It has recently been reported that two stepsisters have had to rely on a 1925 law to determine the distribution of their parents’ Estate (https://www.telegraph.co.uk/news/2019/08/13/woman-beats-stepsister-300000-high-court-inheritance-battle/).
In this very sad case John Scarle, aged 79 and Marjorie Scarle, aged 69 both passed away in their home in October 2016, but the order of their deaths is unknown. The couple jointly owned their property together with an account with the Co-operative. This means that the survivor of them inherited the other’s share in the property and bank account.
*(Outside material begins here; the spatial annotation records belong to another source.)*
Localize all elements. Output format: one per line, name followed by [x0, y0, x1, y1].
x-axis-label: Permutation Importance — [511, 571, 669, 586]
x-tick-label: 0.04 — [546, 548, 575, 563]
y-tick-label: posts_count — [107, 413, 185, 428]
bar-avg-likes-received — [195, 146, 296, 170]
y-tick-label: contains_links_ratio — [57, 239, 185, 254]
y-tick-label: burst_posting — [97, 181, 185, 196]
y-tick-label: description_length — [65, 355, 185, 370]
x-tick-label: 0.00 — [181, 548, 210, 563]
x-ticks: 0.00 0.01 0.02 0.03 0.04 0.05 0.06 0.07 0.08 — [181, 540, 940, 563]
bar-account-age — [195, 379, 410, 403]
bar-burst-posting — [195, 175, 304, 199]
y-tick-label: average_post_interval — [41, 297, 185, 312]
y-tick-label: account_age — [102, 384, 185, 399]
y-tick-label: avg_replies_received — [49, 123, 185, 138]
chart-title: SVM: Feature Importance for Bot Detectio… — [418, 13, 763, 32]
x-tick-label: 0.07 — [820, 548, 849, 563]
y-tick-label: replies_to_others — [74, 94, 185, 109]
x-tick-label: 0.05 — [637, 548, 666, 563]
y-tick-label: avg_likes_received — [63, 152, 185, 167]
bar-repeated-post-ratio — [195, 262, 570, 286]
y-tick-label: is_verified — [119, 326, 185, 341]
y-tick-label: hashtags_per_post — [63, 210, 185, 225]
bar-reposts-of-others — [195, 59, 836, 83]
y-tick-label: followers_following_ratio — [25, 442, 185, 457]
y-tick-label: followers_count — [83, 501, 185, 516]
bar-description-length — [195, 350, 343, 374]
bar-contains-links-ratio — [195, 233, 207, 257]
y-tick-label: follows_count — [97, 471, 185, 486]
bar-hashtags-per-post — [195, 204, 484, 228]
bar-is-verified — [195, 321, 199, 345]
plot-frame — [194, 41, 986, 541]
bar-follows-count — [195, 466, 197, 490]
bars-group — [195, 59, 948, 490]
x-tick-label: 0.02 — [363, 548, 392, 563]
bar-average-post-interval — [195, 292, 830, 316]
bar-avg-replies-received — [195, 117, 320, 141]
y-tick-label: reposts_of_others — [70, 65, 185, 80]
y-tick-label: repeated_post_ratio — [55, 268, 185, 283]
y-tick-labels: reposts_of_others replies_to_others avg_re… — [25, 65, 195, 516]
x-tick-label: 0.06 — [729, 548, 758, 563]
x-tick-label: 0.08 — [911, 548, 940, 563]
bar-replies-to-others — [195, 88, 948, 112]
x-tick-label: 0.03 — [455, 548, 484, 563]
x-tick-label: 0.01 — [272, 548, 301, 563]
Where it is not possible to determine the order in which two people have died, s184 of the Law of Property Act 1925 raises a presumption that the deaths occurred in order of seniority. It has therefore been held that Mrs Scarle outlived Mr Scarle and as a result, she inherited the property and the Co-operative account that then passes as part of her Estate to her children.
This case has highlighted the importance of making a will particularly where there are children from previous relationships such as in this case. It is also important to consider how assets are owned to ensure that each party is able to distribute their share of the asset in accordance with their own wishes and not leave this up to the survivor of them to determine. The cost for the preparation of a single will is in the region of £275 plus VAT or for mirror wills is in the region of £375 plus VAT whereas it has been reported that the legal costs in determining this case have amounted to around £150,000.